Sara Elowen, pemilik butik eksklusif di Paris, hidup dalam ketenangan semu setelah meninggalkan suaminya-pria yang hanya ia nikahi karena perjanjian.
Nicko Armano Velmier bukan pria biasa. Ia adalah pewaris dingin dari keluarga penguasa industri, pria yang tak pernah benar-benar hadir... sampai malam itu.
Di apartemen yang seharusnya aman, suara langkah itu kembali.
Dan Sara tahu-masa lalu yang ia kubur perlahan datang mengetuk pintu.
Sebuah pernikahan kontrak, rahasia yang lebih dalam dari sekadar kesepakatan, dan cinta yang mungkin... tak pernah mati.
"Apa ini hanya soal kontrak... atau ada hal lain yang belum kau katakan?"
Dark romance. Obsesif. Rahasia. Dan dua jiwa yang terikat oleh takdir yang tak pernah mereka pilih.
Karya ini diterbitkan atas izin NovelToon Just_Loa, isi konten hanyalah pandangan pribadi pembuatnya, tidak mewakili NovelToon sendiri
Stay
Dia tidak bisa ke mana-mana.
Sebuah kalimat yang terus berdengung, seakan ditanam paksa di otaknya, mengganti semua harapan dengan kehampaan.
Sara mengusap jemarinya sendiri perlahan, seolah mencoba memastikan bahwa ia masih hidup. Masih nyata. Tapi bahkan napasnya pun terasa berat .

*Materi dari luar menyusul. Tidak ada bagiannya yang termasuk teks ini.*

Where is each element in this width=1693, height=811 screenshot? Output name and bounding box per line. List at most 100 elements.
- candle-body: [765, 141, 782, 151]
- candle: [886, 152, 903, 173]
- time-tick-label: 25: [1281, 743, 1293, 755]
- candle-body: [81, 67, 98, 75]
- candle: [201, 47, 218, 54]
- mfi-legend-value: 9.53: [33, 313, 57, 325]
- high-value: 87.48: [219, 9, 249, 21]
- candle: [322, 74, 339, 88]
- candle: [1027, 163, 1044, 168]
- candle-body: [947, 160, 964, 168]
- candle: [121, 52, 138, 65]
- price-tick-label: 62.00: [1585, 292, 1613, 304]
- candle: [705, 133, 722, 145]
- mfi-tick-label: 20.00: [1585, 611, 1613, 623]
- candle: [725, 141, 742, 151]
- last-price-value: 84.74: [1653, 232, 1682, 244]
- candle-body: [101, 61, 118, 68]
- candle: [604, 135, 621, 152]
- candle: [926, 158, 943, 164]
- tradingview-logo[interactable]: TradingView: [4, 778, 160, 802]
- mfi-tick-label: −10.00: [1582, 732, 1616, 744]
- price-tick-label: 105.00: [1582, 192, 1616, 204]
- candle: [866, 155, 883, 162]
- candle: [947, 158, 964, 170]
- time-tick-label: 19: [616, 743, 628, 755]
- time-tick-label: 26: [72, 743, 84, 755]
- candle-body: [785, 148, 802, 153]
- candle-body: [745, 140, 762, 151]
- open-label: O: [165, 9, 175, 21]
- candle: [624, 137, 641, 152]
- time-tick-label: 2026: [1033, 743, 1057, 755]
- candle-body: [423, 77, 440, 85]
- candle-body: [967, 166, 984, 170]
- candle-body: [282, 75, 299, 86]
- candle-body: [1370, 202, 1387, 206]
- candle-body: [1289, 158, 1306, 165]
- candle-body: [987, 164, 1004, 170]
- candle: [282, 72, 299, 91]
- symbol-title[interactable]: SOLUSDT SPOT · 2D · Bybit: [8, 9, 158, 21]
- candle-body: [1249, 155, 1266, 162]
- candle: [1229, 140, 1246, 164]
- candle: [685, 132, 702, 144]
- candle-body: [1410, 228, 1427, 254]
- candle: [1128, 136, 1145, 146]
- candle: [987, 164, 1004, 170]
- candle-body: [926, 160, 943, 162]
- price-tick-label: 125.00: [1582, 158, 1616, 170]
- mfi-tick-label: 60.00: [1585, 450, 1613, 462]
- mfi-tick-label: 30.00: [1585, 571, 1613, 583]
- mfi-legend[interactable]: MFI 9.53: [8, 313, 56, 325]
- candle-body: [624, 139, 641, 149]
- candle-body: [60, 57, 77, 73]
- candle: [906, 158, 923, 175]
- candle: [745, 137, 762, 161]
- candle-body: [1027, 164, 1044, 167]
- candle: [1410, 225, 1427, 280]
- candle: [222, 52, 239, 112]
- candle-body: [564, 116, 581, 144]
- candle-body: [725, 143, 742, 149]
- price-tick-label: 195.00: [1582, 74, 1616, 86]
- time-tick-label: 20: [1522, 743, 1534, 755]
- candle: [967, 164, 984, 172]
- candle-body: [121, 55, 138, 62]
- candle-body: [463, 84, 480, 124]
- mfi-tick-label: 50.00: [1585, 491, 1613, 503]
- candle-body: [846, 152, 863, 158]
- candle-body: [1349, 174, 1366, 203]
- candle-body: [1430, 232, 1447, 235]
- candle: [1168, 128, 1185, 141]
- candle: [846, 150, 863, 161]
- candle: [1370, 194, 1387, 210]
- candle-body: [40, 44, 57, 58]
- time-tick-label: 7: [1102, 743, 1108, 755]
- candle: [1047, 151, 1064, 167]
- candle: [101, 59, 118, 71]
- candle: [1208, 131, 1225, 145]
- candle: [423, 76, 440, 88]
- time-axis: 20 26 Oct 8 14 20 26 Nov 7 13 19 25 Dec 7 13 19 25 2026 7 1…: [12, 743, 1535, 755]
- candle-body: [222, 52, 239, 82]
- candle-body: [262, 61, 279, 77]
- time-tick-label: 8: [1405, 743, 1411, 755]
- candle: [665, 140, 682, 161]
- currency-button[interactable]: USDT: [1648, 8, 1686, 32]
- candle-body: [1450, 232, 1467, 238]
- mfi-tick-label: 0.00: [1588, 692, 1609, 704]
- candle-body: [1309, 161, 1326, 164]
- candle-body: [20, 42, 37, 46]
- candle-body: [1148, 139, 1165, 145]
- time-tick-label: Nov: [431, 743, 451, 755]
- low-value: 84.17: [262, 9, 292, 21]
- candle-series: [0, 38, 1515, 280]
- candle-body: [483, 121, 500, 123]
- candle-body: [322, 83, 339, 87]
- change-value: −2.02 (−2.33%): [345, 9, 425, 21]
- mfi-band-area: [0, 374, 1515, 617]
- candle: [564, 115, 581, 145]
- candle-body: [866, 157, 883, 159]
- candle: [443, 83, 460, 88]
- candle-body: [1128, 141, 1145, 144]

Ia bangkit perlahan dari sofa. Kakinya gemetar, tapi langkahnya tetap ia paksa .
"Sofia?" panggilnya lirih.
Wanita paruh baya itu segera muncul dari arah dapur, dengan senyum tenang dan gerak yang terlatih. Wajahnya selalu teduh, langkahnya tak pernah membuat gaduh.
"Aku... ingin keluar sebentar. Jalan-jalan." suara Sara hampir seperti bisikan.
Sofia mengangguk lembut. "Tentu, Nona. Akan saya siapkan."
Beberapa menit kemudian, sebuah mobil hitam dengan kaca gelap meluncur perlahan keluar dari basement.
Sara duduk di kursi tengah, mengenakan mantel krem tipis dan syal lembut melingkari lehernya. Jendela dibuka sebagian. Udara sore itu menyentuh wajahnya dengan dingin musim semi yang belum benar-benar reda, tapi menyegarkan.
Di seberangnya, Sofia duduk dalam diam. Rafael ada di depan bersama sopir pribadi, memandangi pemandangan kota yang perlahan berganti menjadi wilayah pesisir.
Tujuan mereka bukan pusat kota. Dan bukan taman.
Tapi pantai.
Sebuah pantai kecil di pinggiran kota, terlalu jauh untuk ramai dikunjungi, dan hampir tidak ada yang tahu keberadaannya.
Mobil berhenti di tepi jalan berbatu. Dari sana, jalan setapak kecil menurun langsung ke bibir laut. Tak ada kafe. Tak ada turis. Hanya debur ombak dan garis langit yang kosong.
Sara melangkah turun pelan, menapaki pasir yang belum sepenuhnya mengering. Angin asin menyambutnya, menggulung pelan ujung mantel dan mengibaskan helaian rambutnya.
Langit menjelang senja menggantung murung di atas kepala, seperti matanya yang tak sanggup menangis tapi juga tak bisa berpaling.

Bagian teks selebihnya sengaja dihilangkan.